No início dos anos 50, os artigos de jornal falavam do “escândalo marítimo do Estado sueco”, denunciando a conjuntura deplorável do pouco espaço para viver e, também, das condições sanitárias a bordo do S/S Orion.
O ministro dos Transportes e da Comunicação coloca um termo para a controvérsia apresentando o caso ao Parlamento. Os deputados votam à substituição da embarcação a vapor por um navio moderno, o que se concretiza em 1956.
Uma nova carreira como construtor de farol
Após a construção do novo barco de serviço, a velha embarcação a vapor passou a ter apenas uma função auxiliar até 1961 – quando era necessário substituir os navios utilitários do distrito que se encontravam fora de serviço por conta de manutenção ou de reparos.
As transformações foram empreendidas sobre o S/S Orion em 1961: fez-se um teto na plataforma de comando e a embarcação foi alongada em três metros. Isso permitiu à construção assegurar os transportes para o Serviço de construção de faróis, que é da competência do Serviço de Construção ligado à administração de navegação marítima. Doravante a missão do S/S Orion consiste em transportar material para a construção de faróis fixos, conforme a decisão do Parlamento de substituir as velhas embarcações-fogo ao longo das Costas Suecas.
A vida depois da Pilotagem Real
O barco a vapor S/S Orion efetua suas últimas tarefas no Outono de 1979. Em seguida, ele é definitivamente desativado. Somente algumas construções do mesmo tipo permaneceram em funcionamento tanto tempo quanto ele. Construído em 1929, parou de funcionar 50 anos mais tarde. Nesta época, o barco já era tão arcaico que o objetivo era destruí-lo.
Porém, em vez de ser destruído, ele foi comprado em Göteborg por alguém que desejava utilizar-lo como embarcação de cruzeiro em águas norueguesas. Infelizmente, seu estado de degradação não parou de evoluir por falta de condições financeiras, combinado a uma péssima manutenção.
Dez anos mais tarde a embarcação foi recuperada, sobre a Costa ocidental, por uma associação de museus de Estocolmo que se compromete com um programa de renovação de grande envergadura. O trabalho, executado de acordo com os planos originais de 1929, tem lugar em Norrköping em colaboração com o serviço dos Arquivos de administração da Navegação marítima. O serviço recompensa a embarcação oferecendo-lhe o ponto mais bonito de amarração sobre Skeppsholm. Hoje, o S/S Orion é ancorado a 50 km ao norte da ponte da ilha, um sítio privilegiado que faz dele um novo pólo de atração no panorama urbano, onde passantes locais e turistas encontram-se lado a lado.
Encontros e Lembranças
Entre os visitantes, os quais têm tido uma boa impressão, podemos nomear uma senhora de idade, que subiu no barco na primavera de 1995. Subitamente, ela apareceu na passarela atravessando-a com um andar seguro. As mãos ajudavam-na a subir a bordo. De inicio, pensávamos que se tratava de uma pessoa confusa e perdida. Porém, rapidamente, notamos que não era isso. Esta senhora com cerca de 90 anos explicou que ela navegou no S/S Orion, em várias ocasiões, na qualidade de esposa do Capitão e Diretor de pilotagem. Com muito respeito e grande entusiasmo, ela narrou o episódio do deslize sem barulho e nem vibrações da embarcação a vapor através do arquipélago de Estocolmo.

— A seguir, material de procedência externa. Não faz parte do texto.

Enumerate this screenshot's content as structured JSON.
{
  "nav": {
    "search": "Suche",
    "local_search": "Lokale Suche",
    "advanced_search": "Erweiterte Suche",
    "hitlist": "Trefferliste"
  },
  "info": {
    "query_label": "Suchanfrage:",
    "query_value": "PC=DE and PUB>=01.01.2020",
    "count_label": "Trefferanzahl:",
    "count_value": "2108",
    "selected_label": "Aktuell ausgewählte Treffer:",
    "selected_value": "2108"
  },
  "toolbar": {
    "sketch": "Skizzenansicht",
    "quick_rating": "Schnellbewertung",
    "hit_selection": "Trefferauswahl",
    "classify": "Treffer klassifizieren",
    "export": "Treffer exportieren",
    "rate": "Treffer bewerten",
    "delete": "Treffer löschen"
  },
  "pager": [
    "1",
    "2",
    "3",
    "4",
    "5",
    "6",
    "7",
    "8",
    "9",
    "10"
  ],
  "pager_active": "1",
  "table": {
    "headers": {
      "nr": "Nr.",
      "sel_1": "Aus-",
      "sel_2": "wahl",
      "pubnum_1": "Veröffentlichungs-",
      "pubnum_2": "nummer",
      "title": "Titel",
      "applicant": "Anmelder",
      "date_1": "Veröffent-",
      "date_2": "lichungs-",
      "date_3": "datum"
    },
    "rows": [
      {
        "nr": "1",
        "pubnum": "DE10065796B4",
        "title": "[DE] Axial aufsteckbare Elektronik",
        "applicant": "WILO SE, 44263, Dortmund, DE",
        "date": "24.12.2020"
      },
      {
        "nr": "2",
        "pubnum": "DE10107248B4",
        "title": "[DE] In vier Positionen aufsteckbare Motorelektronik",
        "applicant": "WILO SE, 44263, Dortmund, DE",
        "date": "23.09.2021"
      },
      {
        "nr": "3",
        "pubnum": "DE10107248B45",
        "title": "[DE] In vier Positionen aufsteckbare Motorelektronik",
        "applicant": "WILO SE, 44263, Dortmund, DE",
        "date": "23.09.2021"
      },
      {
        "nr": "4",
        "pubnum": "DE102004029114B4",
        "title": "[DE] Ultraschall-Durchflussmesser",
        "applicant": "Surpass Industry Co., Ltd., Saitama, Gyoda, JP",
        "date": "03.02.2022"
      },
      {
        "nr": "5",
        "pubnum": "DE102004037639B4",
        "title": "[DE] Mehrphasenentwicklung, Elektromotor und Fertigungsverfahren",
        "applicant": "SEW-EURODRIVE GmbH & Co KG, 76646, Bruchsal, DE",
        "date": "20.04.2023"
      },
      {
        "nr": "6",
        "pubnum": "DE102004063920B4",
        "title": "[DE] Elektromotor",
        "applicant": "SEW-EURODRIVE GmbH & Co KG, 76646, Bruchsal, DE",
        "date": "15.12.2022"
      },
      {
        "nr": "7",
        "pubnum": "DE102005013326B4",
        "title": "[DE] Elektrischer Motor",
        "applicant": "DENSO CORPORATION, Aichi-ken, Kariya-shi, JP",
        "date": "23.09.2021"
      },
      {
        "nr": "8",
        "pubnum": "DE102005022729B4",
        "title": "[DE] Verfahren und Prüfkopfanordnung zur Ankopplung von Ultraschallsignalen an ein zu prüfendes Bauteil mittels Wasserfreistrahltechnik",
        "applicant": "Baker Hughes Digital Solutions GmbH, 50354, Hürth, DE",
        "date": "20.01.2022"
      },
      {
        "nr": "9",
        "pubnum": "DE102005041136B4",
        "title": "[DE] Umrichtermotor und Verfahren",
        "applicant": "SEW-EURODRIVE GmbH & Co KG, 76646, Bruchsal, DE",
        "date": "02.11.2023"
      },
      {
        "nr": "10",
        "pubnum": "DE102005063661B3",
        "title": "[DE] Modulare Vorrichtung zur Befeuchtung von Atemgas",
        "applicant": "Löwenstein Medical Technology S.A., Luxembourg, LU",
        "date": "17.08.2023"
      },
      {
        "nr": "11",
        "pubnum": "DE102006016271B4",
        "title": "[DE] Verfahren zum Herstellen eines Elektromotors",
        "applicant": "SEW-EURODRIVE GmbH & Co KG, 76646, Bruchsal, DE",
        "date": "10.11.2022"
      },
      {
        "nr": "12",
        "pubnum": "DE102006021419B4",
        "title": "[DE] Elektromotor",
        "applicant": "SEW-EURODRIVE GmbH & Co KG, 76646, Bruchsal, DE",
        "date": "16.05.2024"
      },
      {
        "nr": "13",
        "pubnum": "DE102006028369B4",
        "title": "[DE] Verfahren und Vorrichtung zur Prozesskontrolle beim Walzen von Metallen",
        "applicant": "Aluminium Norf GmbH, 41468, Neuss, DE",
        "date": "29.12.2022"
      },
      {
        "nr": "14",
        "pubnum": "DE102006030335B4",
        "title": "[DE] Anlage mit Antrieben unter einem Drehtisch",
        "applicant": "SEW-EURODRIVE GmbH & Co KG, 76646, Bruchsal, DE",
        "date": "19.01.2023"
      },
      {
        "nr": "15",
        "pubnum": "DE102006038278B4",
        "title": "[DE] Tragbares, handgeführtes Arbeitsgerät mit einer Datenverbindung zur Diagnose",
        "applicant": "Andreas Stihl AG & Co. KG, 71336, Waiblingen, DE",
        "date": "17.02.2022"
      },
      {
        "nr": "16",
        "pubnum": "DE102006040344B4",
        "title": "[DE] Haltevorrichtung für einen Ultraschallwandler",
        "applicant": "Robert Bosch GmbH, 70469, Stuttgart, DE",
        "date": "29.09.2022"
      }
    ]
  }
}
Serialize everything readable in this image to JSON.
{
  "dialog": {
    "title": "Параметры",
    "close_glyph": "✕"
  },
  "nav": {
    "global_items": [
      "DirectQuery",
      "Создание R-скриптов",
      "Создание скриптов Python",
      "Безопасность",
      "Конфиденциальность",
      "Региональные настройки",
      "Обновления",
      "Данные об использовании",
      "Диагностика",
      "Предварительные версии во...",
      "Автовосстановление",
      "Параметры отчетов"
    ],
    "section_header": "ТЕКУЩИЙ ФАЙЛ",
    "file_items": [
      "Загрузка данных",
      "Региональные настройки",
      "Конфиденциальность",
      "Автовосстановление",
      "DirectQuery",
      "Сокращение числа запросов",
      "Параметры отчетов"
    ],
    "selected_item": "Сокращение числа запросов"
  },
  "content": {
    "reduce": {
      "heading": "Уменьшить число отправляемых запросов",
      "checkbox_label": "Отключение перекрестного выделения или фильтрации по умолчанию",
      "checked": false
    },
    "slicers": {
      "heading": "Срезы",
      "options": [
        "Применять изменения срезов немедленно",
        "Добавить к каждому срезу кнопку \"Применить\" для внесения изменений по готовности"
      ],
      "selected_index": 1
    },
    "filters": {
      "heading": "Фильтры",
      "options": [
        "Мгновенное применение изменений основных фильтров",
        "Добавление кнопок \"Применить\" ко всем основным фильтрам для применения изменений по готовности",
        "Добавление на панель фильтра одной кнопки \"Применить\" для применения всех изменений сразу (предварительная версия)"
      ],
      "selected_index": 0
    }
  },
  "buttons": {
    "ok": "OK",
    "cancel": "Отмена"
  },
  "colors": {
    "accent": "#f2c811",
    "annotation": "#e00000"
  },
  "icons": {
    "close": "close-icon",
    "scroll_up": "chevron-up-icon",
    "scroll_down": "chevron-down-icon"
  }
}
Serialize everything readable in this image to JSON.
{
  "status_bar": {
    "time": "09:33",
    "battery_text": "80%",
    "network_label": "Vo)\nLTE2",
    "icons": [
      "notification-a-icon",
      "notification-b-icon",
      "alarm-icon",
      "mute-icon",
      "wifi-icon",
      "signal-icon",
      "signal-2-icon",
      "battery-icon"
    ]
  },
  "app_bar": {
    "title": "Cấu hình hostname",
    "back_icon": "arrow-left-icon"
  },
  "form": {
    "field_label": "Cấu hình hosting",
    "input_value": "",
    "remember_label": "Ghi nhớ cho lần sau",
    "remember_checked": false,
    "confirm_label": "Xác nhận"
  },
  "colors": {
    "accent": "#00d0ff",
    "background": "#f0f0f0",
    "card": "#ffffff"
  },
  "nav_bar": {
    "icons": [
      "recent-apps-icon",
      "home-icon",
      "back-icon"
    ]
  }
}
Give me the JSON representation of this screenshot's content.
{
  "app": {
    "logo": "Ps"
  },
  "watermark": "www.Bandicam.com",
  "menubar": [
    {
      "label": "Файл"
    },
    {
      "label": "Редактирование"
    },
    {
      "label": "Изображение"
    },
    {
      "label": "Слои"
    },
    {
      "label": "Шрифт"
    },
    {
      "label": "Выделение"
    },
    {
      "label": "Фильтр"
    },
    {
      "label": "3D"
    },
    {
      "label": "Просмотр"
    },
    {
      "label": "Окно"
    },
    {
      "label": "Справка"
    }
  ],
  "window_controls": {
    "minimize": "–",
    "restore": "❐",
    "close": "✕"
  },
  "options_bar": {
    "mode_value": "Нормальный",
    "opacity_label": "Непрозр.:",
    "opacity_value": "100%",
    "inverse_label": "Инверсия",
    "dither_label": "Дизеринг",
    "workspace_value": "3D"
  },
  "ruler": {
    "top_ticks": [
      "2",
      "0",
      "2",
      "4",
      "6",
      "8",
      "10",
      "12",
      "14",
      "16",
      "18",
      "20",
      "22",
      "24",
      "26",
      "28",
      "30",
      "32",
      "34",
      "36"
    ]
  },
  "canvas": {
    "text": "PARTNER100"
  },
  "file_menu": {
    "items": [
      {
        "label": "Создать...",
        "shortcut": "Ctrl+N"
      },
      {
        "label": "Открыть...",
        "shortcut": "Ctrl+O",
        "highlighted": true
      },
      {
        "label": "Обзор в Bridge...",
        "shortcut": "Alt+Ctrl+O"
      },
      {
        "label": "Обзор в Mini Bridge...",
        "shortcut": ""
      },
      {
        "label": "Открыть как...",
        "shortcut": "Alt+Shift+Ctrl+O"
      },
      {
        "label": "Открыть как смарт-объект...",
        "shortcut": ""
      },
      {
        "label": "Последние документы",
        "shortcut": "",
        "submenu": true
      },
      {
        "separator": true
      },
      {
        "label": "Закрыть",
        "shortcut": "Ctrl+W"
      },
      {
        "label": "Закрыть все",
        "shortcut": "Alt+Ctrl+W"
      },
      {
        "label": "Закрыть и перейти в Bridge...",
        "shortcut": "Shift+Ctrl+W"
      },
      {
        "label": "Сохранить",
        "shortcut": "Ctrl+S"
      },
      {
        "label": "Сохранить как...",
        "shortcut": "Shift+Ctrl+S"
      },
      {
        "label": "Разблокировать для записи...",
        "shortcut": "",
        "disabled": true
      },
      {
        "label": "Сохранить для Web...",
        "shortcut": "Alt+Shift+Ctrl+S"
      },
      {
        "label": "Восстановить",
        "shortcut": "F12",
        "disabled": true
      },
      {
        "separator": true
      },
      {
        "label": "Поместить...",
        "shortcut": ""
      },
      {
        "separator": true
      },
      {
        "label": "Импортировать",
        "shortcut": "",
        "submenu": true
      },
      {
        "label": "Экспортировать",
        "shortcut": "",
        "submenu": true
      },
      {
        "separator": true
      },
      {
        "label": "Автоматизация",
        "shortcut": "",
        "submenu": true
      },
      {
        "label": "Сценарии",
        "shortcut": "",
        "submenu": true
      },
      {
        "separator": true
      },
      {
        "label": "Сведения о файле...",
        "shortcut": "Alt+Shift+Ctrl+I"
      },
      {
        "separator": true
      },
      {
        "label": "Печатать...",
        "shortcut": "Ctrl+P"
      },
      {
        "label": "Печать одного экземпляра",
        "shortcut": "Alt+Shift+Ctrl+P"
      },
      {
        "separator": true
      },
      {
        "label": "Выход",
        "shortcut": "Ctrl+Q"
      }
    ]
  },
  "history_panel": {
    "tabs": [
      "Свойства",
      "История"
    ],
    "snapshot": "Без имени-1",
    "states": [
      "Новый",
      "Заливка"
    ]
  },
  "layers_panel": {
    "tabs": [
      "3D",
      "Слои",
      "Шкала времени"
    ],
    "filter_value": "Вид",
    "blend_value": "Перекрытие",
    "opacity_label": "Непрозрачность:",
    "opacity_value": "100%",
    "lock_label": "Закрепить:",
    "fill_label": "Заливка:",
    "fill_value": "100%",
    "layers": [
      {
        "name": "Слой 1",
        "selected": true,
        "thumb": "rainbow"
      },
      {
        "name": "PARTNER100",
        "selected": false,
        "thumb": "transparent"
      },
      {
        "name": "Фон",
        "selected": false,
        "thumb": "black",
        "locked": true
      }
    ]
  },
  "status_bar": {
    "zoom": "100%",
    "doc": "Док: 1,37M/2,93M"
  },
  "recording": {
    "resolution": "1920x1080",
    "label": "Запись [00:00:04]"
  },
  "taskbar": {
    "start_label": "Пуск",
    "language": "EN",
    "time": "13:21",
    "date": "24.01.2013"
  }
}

A anosa senhora acrescentou que não fez grande caso da embarcação que sucedeu o S/S Orion. Uma experiência com o odor de diesel e cheio de abalos que fez com que ela se recusasse a navegar novamente.
Posteriormente, entre os visitantes não menos impressionantes: Sven- bertil Taube, cujo passado de marinheiro e o carisma nos fascinaram.
Mas o acontecimento mais notável foi a presença oficial, a bordo do S/S Orion, de Sua Majestade, o rei Charles XVI Gustave, por ocasião dos Dias de Skeppsholm, organizados pelo Scouts do mar no dia 12 de Abril de 2003. O rei fora acompanhado de Gustav Taube, ajudante, marechal de palácios e presidente das águas territoriais em Estocolmo. Embora a visita devesse durar cinco minutos, o soberano mostrou-se tão interessado pelo projeto que passou um quarto de hora a bordo.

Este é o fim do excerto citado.